Report: Mark Zuckerberg Plans to Influence Politics ‘For Generations to Come,’ Commits $45M to Political Causes

The Associated Press
The Associated Press

Facebook CEO Mark Zuckerberg has reportedly committed $45 million to political causes so far in 2017 and plans to “influence American politics for generations to come.”

According to Vice News, “the 33-year-old Facebook co-founder is planning to influence American politics for generations to come. And that campaign has already begun.”

Despite this, the report dispelled ongoing rumors that Zuckerberg may plan a presidential run in 2020, instead indicating that he has bigger plans.

“The world’s fifth-richest man has publicly committed $45 million — most of it in the first 10 months of 2017 — into groups aligned with two political causes: ending the era of mass incarceration and fixing the affordable housing crisis in American cities,” Vice reported. “The sum, reported here for the first time, represents the first series of investments by the Chan Zuckerberg Initiative (with wife Priscilla Chan), or CZI, which is setting goals to extend far beyond the next election cycle.”
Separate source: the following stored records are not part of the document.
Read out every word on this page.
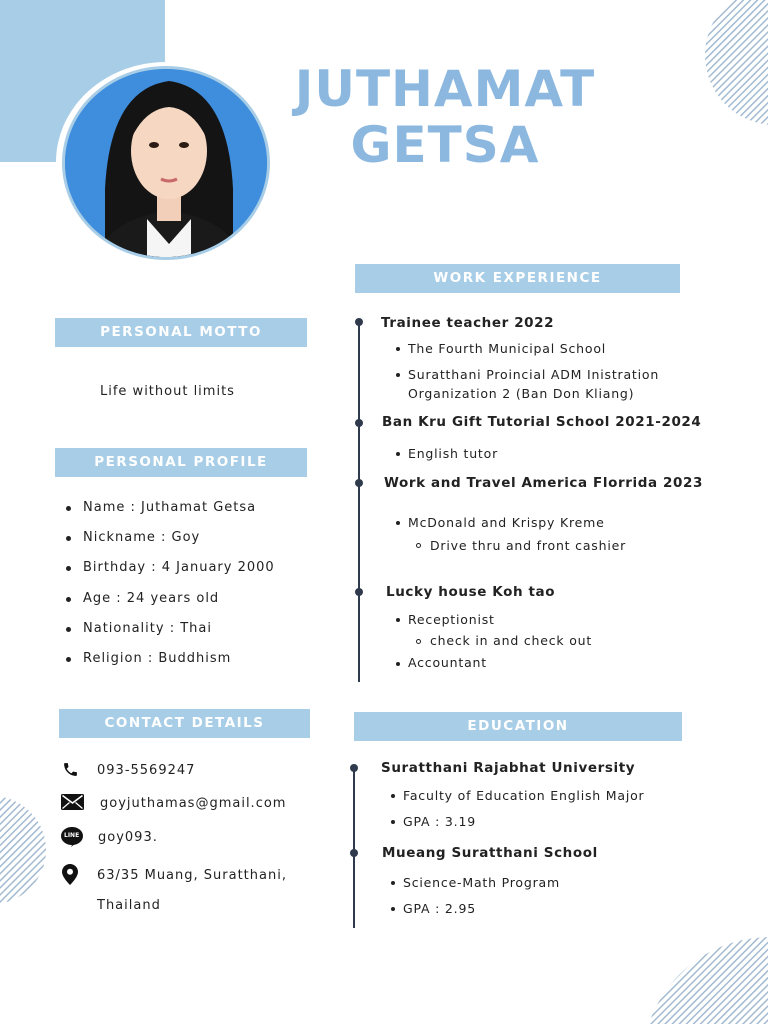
JUTHAMAT
GETSA
PERSONAL MOTTO
Life without limits
PERSONAL PROFILE
Name : Juthamat Getsa
Nickname : Goy
Birthday : 4 January 2000
Age : 24 years old
Nationality : Thai
Religion : Buddhism
CONTACT DETAILS
093-5569247
goyjuthamas@gmail.com
LINE goy093.
63/35 Muang, Suratthani,
Thailand
WORK EXPERIENCE
Trainee teacher 2022
The Fourth Municipal School
Suratthani Proincial ADM Inistration
Organization 2 (Ban Don Kliang)
Ban Kru Gift Tutorial School 2021-2024
English tutor
Work and Travel America Florrida 2023
McDonald and Krispy Kreme
Drive thru and front cashier
Lucky house Koh tao
Receptionist
check in and check out
Accountant
EDUCATION
Suratthani Rajabhat University
Faculty of Education English Major
GPA : 3.19
Mueang Suratthani School
Science-Math Program
GPA : 2.95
“With a $60 billion-plus funding commitment, CZI would be the biggest foundation in the world, almost 30 percent larger than the Bill and Melinda Gates Foundation at $43 billion,” Vice News explained. “And like the Gates Foundation, CZI is putting a significant chunk of its resources into engineering, education, and scientific research, with the goal of ‘advancing human potential and promoting equal opportunity.'”

In their report, Vice News also explained that because CZI is a limited liability company and not a foundation, they will have “more flexibility in political advocacy and far fewer legal obligations to disclose how it does so.”

In a statement, Zuckerberg’s associate and former Obama campaign manager David Plouffe declared, “I think that the sort of political scuttlebutt has been kind of silly both in terms of what we’re doing and Mark’s travel… You can’t manage a fictitious campaign.”

“We are in the first half of the first inning,” added Ken Mehlman, a leader on CZI’s public policy advisory board and a former RNC chairman and campaign manager for George W. Bush. “[Zuckerberg and Chan] are thinking in terms of achieving social change over decades, not in terms of politics or years or election cycles.”

Sheila Krumholz, the executive director of the Center for Responsive Politics, also pointed out the benefits of CZI being a limited liability company, declaring, “Clearly, CZI wants the latitude to advocate on political and social issues and they don’t want to have to worry about doing backflips to meet the requirements to reach tax-exempt status.”

“Now they can be political; they just have to pay taxes on it,” she concluded.